Thursday, July 14, 2011

At The Edge — by Lucky


Here I am again, out on a cornice, overlooking the Abyss, feeling a kind of vertigo. I’m not here by choice, but it takes some part of me to stay here and look. I am done away with by the spectacle that unfolds around and beneath me. For some reason, I get to be a witness.  Is what I see my own folly, or something I can only guess at? My breath is not mine, not here. The Abyss seems to want me here, dizzy and awed. What I behold through the fear, anxiety and awe, is distorted by my own emotion, it is big and indeterminate.

I have been sitting in collapse, trying to live with the realization that the cultural house of cards is coming apart. I know not everyone is being affected in the same way. And, I know everyone is being affected, some more directly and immediately than others. I can feel this erosive process accelerating. I don’t know how long things that are familiar will last. I don’t know if what I am aware of is going to take 10 years or 100. But, I can feel it happening. I’m sitting here helpless, witnessing this certain demise, feeling emotionally overwhelmed, and struck with awe.

I’ve lived in proximity with the Abyss forever, but I only came to a vivid awareness of it when I had my stroke. Then I got it, that what I thought of as my life, wasn’t mine at all.  I began seeing things differently then, sensing the Abyss, and having my attention altered by Life. That is a long, disorienting story. Its been unfolding over time. Today, the latest version, finds me out on this cornice, trembling, and once again being made seasick by what I see, a roiling soup of potentials, all of which include demise, and some of which include evolution.

I know I should be glad. I am. Some of what I sense is evolution, the way these changes are going to bring forward other aspects of our humanity. But, I’m also horrified to see that all of the paths forward contain demise. In some it ends us, in some it alters us, in some it utterly transforms us. That is the good news. But, the bad news is the amount of pain, and the scale of it, that lies ahead. The good news is that some will be shaped by the pain, and made again in that crucible. The bad news is that all will know the pain.

I am constantly surprised by this life, it seems, that one thing is always joined with an other (or more others). I should know by now. The level of connection, of all things being coupled, is far more than I am used to. So, I should have guessed, and maybe I did abstractly, that demise might be accompanied. Sure, the probability of evolution is increasing, conditions are such that they are coaxing out of us the parts of ourselves that haven’t fit easily into the herd mentality of the mainstream. Diversity is giving us a chance. So is the gauntlet of environmental and deeply human limitations we are going through. Life is painfully teaching us what we need to know, evolving us, changing our nature.
Will we learn to fit in?
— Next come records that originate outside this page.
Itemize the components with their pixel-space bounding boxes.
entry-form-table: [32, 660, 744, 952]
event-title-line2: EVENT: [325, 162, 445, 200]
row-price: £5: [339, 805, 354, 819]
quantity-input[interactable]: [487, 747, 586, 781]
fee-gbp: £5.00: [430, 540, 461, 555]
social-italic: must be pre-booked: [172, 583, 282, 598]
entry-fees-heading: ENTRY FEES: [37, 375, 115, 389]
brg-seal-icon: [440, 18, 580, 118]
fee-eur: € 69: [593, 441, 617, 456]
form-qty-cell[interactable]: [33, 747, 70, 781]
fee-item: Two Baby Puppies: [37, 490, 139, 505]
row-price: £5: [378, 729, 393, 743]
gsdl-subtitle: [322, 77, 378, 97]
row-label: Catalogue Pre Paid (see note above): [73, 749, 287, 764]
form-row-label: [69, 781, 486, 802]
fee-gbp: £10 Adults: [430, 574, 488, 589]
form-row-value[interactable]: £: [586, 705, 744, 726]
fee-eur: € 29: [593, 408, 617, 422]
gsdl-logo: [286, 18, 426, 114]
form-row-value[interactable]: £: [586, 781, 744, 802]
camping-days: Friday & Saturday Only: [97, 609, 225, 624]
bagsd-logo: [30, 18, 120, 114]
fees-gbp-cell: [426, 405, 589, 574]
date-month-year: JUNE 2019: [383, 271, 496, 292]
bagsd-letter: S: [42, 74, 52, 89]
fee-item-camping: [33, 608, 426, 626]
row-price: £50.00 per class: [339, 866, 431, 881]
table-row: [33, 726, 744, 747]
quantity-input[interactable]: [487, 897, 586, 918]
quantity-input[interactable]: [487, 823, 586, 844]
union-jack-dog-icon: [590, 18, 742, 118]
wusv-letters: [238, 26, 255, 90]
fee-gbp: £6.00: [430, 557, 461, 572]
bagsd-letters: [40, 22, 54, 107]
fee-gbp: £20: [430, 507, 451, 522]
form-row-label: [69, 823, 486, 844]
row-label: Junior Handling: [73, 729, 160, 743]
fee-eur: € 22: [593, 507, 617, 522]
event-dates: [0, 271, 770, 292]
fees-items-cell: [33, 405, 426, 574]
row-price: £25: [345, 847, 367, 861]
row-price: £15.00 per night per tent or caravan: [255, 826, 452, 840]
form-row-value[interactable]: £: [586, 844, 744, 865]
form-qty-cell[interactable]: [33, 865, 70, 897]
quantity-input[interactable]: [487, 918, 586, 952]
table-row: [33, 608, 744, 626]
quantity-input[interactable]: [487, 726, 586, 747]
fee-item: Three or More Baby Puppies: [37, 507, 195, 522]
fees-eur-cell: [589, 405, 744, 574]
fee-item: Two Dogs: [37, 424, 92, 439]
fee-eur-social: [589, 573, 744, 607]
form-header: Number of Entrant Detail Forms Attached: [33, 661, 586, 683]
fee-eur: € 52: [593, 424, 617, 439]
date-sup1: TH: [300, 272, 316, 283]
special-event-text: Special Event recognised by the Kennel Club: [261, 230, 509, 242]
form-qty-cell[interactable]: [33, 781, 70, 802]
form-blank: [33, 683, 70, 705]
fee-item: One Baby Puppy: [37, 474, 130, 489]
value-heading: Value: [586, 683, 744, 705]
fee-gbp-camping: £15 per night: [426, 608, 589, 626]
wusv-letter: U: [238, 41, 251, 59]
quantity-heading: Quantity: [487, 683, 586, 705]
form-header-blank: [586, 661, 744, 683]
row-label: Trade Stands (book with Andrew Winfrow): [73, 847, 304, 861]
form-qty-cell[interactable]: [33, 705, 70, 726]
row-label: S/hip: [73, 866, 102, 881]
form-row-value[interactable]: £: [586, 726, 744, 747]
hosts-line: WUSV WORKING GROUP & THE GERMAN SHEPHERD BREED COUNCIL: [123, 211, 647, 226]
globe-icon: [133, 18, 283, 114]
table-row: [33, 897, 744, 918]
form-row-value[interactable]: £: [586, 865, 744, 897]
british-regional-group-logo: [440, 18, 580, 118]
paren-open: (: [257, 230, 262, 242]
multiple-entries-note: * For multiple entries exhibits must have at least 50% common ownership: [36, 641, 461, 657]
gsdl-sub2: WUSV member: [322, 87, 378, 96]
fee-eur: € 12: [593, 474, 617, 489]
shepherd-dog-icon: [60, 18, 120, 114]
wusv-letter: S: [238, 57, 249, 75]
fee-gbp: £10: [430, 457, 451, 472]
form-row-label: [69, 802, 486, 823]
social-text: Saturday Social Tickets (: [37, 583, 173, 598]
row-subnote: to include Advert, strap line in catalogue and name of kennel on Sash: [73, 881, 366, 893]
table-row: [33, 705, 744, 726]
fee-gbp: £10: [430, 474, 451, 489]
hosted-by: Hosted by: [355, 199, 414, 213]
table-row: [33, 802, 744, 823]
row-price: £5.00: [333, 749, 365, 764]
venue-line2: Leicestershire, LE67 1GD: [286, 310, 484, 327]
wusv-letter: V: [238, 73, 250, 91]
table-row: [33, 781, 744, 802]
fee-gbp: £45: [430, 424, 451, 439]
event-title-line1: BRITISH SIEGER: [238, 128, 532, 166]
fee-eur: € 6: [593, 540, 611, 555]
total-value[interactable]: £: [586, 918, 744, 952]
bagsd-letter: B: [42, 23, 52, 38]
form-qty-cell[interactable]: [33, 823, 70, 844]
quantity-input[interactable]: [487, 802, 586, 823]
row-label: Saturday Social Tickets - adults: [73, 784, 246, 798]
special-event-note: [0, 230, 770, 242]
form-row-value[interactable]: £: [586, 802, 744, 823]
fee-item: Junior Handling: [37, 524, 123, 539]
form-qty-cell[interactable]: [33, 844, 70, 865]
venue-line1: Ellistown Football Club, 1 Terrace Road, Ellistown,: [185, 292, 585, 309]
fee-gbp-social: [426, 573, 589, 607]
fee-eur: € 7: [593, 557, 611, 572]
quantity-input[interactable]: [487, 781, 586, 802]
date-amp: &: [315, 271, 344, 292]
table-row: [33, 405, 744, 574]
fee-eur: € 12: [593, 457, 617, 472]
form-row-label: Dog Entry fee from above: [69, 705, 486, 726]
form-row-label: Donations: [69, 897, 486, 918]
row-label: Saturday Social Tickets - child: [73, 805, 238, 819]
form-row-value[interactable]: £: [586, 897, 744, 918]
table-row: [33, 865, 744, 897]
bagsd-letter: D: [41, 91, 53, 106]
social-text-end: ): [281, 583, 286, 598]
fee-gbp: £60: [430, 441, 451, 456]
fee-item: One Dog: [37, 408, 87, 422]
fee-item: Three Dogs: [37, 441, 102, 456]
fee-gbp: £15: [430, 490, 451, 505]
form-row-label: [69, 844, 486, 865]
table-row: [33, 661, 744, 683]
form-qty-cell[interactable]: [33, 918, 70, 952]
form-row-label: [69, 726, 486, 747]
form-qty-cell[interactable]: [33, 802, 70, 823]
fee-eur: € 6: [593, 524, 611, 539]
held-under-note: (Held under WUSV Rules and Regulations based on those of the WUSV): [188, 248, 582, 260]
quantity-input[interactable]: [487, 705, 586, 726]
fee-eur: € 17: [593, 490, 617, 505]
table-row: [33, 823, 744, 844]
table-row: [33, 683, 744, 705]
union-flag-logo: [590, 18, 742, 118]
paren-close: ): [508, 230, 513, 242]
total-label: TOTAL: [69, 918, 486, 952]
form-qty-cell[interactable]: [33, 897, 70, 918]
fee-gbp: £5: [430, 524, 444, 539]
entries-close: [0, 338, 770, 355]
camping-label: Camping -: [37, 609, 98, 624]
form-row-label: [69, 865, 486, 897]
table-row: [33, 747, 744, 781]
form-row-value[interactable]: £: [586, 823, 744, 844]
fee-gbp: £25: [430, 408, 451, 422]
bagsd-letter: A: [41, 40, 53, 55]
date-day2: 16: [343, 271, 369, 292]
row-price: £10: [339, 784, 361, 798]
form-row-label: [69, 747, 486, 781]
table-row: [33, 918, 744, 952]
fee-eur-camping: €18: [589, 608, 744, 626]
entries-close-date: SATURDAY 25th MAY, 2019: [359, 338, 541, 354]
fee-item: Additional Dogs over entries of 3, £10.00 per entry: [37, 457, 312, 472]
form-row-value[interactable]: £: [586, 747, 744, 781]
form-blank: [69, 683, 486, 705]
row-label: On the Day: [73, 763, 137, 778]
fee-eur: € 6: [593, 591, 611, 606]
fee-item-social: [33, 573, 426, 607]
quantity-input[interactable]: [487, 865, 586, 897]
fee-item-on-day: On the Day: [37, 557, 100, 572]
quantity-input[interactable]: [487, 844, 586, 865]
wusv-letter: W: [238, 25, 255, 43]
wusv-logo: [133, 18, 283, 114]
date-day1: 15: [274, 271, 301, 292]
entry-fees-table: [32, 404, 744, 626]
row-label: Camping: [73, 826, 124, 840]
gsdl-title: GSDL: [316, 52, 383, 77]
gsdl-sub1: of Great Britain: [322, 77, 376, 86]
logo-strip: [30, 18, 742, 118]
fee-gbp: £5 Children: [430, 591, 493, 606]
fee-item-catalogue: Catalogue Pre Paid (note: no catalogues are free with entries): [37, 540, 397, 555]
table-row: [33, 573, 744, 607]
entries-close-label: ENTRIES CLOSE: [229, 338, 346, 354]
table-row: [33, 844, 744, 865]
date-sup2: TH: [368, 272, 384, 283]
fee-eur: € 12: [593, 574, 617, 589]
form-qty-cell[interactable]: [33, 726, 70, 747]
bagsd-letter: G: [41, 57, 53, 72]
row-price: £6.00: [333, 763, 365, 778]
It is too soon to say. What can be said with some assurance is that right now demise, collapse is happening. Are we learning from it? I’m not sure. I know that sitting here feeling it, directly experiencing the frayed ends, watching people losing functioning, is heart rendering. I know that evolution is messy and uncertain. It is working on us, using our own forms of neglect to help us awaken. I’m impressed by the possibilities implicit in this moment. If it is possible, I have an even clearer image of the pattern of creating through destruction. There is so much that is poignantly passing, and there is so much that is now full of beginningness!

I have long felt, as a disabled person, impoverished by my health and our dysfunctional social safety net, going without health insurance,  that I was living in a house of cards. I have made some peace with the realization that it could all come down some time. The improbability and seeming impossibility of this life has always impressed me. I’m kept from falling into depression by the even more miraculous awareness that despite it all, despite the improbability, we, I, everything exists, shot through with vulnerability, uncertain and here.

I am out on this cornice witnessing our death throes and birth pangs. I can’t make any of it happen. I am not immune to the pain and uncertainty. And, I am grateful for this moment. I am alive and I am witnessing, feeling, creation at work. It looks like the life I’ve known is being taken apart again, and I know it is simultaneously being put together anew.